状況が掴めなかったので少し頭をあげ彼女達を見ると、びっくりした様な顔でドアの方を見ていた。
空き教室なのに誰か来たのかと思い振り返ろうとしたら目の前を何かに覆われた。
目の前だけじゃなく体全体覆われていた。
「…王子?」
この感触この匂いこの雰囲気…私は知っていた。
私の体が覚えてしまっていた。
「俺の彼女でしょ?」
耳元でそう言われた気がした。
「…へ?」
「そういう事だから、帰るね。
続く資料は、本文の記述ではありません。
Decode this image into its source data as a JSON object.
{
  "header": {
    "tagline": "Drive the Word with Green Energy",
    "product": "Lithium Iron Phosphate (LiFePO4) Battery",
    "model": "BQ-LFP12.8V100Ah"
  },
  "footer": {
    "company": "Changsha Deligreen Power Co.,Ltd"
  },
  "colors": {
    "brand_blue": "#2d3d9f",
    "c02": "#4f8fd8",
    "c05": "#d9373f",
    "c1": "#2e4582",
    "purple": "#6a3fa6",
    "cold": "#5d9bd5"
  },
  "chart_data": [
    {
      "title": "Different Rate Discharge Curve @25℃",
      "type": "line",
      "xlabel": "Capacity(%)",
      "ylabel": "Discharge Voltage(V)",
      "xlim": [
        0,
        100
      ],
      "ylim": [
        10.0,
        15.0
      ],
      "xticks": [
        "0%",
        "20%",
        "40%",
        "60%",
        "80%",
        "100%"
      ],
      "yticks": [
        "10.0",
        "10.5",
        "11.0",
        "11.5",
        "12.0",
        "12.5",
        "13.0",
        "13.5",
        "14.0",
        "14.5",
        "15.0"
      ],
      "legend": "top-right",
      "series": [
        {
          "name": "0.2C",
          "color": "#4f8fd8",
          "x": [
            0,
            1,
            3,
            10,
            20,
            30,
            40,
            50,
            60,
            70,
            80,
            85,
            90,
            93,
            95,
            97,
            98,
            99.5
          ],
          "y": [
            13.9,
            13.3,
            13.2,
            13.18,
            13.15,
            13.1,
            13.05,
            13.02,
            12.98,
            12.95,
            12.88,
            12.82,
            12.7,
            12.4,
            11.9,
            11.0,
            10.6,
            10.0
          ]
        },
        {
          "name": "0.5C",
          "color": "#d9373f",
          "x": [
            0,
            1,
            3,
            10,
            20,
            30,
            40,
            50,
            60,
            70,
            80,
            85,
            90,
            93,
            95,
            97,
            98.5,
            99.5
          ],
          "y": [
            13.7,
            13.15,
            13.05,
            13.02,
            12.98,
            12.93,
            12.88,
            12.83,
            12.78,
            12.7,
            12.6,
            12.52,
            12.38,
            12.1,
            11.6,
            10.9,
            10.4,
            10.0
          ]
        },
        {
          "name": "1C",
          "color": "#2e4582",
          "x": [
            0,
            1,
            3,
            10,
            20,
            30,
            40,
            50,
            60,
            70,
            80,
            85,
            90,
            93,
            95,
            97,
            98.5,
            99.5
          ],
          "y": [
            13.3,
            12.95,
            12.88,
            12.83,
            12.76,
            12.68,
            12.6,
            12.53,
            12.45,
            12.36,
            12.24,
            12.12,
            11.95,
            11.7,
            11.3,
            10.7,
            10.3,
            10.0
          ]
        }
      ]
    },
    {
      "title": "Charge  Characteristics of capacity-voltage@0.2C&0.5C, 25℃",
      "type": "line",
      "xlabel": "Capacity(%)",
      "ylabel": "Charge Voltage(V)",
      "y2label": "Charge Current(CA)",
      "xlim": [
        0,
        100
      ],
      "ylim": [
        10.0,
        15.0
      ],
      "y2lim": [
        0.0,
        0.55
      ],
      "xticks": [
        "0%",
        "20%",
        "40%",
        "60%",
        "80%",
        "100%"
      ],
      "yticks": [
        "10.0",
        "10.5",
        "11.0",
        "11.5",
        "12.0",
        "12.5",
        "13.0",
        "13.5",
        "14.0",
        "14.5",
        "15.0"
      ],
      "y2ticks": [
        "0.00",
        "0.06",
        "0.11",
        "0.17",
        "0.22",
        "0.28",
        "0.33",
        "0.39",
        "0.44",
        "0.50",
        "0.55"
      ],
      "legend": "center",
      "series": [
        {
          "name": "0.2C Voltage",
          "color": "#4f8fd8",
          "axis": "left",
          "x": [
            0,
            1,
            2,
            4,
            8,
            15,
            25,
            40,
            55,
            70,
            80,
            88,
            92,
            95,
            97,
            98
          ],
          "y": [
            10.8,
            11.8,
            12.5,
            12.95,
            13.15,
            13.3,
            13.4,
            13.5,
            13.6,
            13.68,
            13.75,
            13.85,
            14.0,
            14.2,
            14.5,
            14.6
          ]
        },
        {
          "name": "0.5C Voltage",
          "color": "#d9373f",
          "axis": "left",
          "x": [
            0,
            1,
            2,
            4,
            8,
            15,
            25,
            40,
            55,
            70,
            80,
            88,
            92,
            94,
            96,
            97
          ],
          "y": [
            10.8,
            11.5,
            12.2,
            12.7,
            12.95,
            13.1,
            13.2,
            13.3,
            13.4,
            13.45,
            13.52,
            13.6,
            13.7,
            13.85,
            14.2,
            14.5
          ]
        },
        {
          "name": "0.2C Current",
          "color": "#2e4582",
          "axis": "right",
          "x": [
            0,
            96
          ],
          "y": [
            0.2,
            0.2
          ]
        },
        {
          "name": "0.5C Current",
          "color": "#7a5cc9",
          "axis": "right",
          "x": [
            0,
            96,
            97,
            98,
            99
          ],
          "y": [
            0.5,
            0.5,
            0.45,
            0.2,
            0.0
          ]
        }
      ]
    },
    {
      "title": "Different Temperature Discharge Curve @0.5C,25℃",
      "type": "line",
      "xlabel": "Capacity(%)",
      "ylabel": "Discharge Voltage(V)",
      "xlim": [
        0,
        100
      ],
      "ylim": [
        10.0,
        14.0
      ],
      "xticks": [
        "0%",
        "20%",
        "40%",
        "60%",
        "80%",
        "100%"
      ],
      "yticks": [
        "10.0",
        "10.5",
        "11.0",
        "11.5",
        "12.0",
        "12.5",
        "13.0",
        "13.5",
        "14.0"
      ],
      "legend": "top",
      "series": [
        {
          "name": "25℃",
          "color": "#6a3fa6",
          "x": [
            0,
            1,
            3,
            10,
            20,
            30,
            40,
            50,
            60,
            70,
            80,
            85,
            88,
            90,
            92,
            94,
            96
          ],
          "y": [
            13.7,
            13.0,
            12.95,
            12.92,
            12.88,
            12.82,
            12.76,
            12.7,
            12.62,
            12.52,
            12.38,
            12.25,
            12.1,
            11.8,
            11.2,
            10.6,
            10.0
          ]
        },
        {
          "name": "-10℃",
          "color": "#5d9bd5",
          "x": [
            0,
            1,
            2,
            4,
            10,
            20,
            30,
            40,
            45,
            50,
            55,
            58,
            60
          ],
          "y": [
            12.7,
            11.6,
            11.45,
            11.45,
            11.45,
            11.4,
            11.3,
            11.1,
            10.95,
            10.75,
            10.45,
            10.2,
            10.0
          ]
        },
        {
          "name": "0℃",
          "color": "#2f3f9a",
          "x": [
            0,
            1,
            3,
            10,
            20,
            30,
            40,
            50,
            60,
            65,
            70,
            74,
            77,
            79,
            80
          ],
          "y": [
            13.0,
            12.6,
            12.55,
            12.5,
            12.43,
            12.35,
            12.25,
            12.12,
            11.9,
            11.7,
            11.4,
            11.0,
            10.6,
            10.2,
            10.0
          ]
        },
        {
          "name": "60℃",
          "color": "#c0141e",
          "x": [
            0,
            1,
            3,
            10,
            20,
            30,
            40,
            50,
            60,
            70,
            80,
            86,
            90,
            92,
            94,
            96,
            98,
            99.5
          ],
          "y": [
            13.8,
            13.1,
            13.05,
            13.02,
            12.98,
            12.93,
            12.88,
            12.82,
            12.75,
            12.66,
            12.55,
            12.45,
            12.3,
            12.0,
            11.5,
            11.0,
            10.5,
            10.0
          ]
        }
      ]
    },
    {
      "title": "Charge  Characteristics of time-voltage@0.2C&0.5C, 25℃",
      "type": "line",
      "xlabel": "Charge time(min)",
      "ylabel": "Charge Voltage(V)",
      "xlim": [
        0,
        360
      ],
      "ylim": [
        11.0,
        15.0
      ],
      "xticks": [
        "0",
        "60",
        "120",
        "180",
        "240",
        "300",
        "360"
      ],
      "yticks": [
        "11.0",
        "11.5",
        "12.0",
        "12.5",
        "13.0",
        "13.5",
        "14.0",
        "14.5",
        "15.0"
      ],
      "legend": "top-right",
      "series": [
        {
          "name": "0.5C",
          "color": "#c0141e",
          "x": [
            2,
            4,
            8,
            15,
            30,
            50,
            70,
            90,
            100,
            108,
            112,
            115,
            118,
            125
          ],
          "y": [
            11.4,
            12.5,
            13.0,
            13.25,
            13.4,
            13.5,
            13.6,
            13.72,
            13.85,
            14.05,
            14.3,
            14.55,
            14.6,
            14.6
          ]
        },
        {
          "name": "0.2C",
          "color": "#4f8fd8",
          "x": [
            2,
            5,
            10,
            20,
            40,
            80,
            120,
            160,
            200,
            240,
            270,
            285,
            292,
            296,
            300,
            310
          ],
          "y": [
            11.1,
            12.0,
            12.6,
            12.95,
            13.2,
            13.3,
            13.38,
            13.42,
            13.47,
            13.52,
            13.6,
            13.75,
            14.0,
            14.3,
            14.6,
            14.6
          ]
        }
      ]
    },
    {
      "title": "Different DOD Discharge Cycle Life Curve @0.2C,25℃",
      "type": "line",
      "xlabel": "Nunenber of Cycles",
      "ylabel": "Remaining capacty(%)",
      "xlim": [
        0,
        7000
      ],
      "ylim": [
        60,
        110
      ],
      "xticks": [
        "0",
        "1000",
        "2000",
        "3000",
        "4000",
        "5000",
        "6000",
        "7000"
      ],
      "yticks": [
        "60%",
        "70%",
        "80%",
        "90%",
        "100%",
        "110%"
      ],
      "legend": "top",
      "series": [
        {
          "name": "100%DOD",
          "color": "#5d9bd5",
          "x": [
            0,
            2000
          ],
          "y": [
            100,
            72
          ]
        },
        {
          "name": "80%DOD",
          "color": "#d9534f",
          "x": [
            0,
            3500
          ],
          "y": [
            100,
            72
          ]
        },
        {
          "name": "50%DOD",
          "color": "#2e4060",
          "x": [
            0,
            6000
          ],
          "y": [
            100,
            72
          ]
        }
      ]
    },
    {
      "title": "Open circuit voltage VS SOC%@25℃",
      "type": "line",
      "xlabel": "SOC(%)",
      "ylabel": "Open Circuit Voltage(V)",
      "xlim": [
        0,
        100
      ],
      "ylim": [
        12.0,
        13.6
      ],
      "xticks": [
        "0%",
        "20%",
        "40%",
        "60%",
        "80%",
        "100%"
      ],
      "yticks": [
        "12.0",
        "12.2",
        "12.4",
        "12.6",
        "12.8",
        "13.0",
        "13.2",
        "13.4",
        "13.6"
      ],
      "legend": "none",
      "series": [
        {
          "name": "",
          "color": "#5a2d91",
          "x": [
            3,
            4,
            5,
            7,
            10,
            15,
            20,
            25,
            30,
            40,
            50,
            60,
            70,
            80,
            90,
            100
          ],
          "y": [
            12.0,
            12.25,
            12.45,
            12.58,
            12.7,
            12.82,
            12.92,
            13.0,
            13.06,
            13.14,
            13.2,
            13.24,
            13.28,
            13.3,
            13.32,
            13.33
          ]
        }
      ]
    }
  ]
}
」
王子は彼女達にそう話し私の手を握った。
「……ひどいっ…」
か細い声で聞こえたかと思ったら真鈴様が涙を流していた。
「真鈴様を傷付けた!最低!!」
「全然いっみわかんないんだけど!!」
「真鈴様のがお前なんかより数倍可愛いのに!」
「たかが近所だっただけだろ?そんな糞乳でたぶらかしたのかよ!ありえねえ〜!」
彼女達が次々にそう言うと1人が凄まじい剣幕で私の方に歩み寄ってきた。
すると私の前に王子が立ち制し
「…ごめんね、俺今凄くムカついてるから優しく出来ない。」
いつもより少し早口で答えていた。
「少なくとも愛理は人を使って悪口を言わない。」
「っ!そんなつもりじゃ…っ!」
「正直者だから君みたいに泣く演技なんて出来ないよ?」
「…っ!?!?」
「そういう所じゃないかな、ちょっと鈍感すぎてムカつくけど。」
「……。」
「それに愛理は可愛いよ。」
そう言うと王子は私の手を引きながら空き教室を出た。